The December report showed that General Fund revenues and expenditures surpassed budget estimates, raising concerns about potential future deficits.

“Our latest cash update shows that receipts for the fiscal year through December exceeded the 2025-26 Budget Act estimate by $11.2 billion, or 10.8 percent,” said Cohen. “At the same time, spending was higher than expected by $5.9 billion, or 4.6 percent which is a reminder that strong revenues alone do not resolve our underlying future year budget gaps.”

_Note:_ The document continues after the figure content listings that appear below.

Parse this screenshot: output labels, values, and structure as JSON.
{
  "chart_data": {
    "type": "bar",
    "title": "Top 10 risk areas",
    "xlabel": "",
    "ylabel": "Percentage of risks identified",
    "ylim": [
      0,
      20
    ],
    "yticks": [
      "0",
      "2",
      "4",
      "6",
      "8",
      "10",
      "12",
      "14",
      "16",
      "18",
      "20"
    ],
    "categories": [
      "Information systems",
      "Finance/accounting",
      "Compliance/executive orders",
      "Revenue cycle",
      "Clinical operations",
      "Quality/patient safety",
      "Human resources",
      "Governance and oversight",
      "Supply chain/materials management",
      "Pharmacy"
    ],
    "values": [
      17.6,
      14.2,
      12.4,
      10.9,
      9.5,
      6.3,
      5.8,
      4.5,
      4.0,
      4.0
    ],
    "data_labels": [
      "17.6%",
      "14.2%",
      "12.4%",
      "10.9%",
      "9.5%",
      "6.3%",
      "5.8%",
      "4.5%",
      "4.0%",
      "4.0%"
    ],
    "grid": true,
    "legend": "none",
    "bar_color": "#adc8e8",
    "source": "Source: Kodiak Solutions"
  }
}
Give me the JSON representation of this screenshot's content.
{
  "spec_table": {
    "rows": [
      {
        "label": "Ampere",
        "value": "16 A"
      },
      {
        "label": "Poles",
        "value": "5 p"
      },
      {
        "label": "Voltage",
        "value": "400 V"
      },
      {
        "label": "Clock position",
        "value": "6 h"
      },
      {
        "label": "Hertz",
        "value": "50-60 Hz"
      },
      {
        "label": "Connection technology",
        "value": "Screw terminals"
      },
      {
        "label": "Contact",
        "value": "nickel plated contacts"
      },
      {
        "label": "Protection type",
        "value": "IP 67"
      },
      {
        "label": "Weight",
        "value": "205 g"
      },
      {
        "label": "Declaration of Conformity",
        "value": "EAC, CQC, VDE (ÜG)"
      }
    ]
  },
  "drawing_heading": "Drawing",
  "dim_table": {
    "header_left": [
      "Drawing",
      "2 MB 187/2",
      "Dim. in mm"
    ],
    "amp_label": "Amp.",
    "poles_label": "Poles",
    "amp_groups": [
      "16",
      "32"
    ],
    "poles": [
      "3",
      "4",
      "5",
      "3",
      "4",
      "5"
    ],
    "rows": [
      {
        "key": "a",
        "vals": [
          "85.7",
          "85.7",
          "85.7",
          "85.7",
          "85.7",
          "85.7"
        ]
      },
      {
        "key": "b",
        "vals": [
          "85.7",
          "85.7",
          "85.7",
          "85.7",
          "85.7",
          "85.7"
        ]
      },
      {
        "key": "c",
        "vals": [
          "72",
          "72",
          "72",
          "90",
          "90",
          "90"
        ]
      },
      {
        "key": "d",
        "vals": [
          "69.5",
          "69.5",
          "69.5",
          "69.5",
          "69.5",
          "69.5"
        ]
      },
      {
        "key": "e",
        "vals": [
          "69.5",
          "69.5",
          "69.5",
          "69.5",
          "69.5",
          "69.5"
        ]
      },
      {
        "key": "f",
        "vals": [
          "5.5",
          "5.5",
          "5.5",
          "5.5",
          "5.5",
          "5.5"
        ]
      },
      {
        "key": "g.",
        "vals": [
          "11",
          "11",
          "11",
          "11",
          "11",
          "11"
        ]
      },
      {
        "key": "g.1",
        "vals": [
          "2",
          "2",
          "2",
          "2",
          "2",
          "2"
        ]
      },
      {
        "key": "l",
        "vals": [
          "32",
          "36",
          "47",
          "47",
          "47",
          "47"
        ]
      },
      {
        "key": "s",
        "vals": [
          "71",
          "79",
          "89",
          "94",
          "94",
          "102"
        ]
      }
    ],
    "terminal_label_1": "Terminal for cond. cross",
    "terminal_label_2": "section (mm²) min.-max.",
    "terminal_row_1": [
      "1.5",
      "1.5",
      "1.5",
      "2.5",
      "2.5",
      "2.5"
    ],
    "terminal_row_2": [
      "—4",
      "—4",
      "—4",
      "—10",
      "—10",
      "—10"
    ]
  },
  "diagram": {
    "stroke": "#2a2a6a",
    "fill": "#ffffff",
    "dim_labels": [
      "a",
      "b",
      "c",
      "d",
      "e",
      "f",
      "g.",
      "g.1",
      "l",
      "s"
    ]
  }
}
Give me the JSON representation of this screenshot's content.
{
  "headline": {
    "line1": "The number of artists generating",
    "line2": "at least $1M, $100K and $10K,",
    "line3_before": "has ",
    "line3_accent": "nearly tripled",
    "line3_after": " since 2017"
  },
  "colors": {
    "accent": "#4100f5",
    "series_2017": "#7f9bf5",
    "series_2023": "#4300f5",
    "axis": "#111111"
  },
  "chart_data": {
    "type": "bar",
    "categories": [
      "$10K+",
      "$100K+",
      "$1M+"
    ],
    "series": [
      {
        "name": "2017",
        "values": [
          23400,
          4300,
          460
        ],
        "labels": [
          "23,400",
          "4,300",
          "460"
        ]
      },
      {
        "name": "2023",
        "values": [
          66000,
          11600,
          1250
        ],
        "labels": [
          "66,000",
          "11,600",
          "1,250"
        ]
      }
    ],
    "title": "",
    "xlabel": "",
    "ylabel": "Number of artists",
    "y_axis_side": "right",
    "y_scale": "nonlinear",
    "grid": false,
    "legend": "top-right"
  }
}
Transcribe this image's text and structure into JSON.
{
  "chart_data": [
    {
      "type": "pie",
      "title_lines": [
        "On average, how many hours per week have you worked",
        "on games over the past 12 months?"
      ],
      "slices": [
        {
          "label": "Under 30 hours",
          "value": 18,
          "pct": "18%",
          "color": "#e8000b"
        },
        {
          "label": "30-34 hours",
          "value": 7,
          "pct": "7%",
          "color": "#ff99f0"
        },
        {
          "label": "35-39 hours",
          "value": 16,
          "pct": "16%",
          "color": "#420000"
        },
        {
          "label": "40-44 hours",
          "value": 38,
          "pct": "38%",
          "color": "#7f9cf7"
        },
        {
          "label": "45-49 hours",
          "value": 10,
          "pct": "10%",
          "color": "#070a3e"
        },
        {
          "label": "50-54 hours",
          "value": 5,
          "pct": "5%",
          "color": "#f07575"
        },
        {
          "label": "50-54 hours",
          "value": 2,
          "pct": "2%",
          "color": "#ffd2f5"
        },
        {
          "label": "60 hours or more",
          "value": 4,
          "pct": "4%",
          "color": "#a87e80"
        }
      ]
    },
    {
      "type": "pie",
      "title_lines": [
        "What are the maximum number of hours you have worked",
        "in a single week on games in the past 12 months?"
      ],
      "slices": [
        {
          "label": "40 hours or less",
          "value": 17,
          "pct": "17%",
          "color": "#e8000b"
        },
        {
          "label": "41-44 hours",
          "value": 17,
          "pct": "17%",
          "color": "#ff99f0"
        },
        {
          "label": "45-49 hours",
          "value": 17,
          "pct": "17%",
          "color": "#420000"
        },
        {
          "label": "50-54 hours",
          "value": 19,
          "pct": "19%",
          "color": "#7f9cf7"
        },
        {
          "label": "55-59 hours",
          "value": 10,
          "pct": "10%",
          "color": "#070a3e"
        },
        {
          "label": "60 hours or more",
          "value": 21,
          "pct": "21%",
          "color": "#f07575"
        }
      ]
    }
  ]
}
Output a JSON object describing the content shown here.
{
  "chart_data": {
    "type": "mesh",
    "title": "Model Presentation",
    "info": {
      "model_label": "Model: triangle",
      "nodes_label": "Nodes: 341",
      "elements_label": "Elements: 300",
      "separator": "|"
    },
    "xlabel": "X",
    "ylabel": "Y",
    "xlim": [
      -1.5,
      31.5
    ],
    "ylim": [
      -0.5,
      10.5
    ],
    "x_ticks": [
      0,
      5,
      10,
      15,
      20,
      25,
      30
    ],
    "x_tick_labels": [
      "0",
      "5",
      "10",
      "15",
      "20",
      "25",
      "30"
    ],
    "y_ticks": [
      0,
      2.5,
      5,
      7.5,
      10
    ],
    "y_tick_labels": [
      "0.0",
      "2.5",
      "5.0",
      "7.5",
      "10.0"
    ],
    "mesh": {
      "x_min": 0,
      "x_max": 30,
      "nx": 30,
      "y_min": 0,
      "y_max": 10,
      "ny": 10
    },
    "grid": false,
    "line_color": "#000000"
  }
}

Controller Cohen urged budget leaders to adopt a disciplined financial approach. “As the State’s Chief Fiscal Officer, we need to be mindful that any increase in spending on new programs, paired with revenue volatility may increase the size of future deficits,” Cohen said.

Cohen emphasized the importance of rebuilding reserves, limiting borrowing, and prudent spending to position California to handle deficits and future economic challenges.

Mid-Year Cash Report Shows Higher Revenues and Spending; Controller Urges Fiscal Discipline

California State Controller’s Office

The report highlighted that personal income tax receipts for the fiscal year through December were $9 billion, or 15.7 percent, above projections. However, corporation tax collections fell short by $46.7 million, or 0.3 percent, and retail sales and use tax receipts were $55.4 million below expectations.

By the end of December, the state had $86.1 billion in unused borrow-able resources in its special funds. These funds are available for short-term General Fund use to manage cash deficits, but Cohen cautioned against over-reliance on internal borrowing.

Cohen warned that excessive borrowing could increase future liabilities and weaken reserves necessary to avoid deeper cuts during potential economic downturns.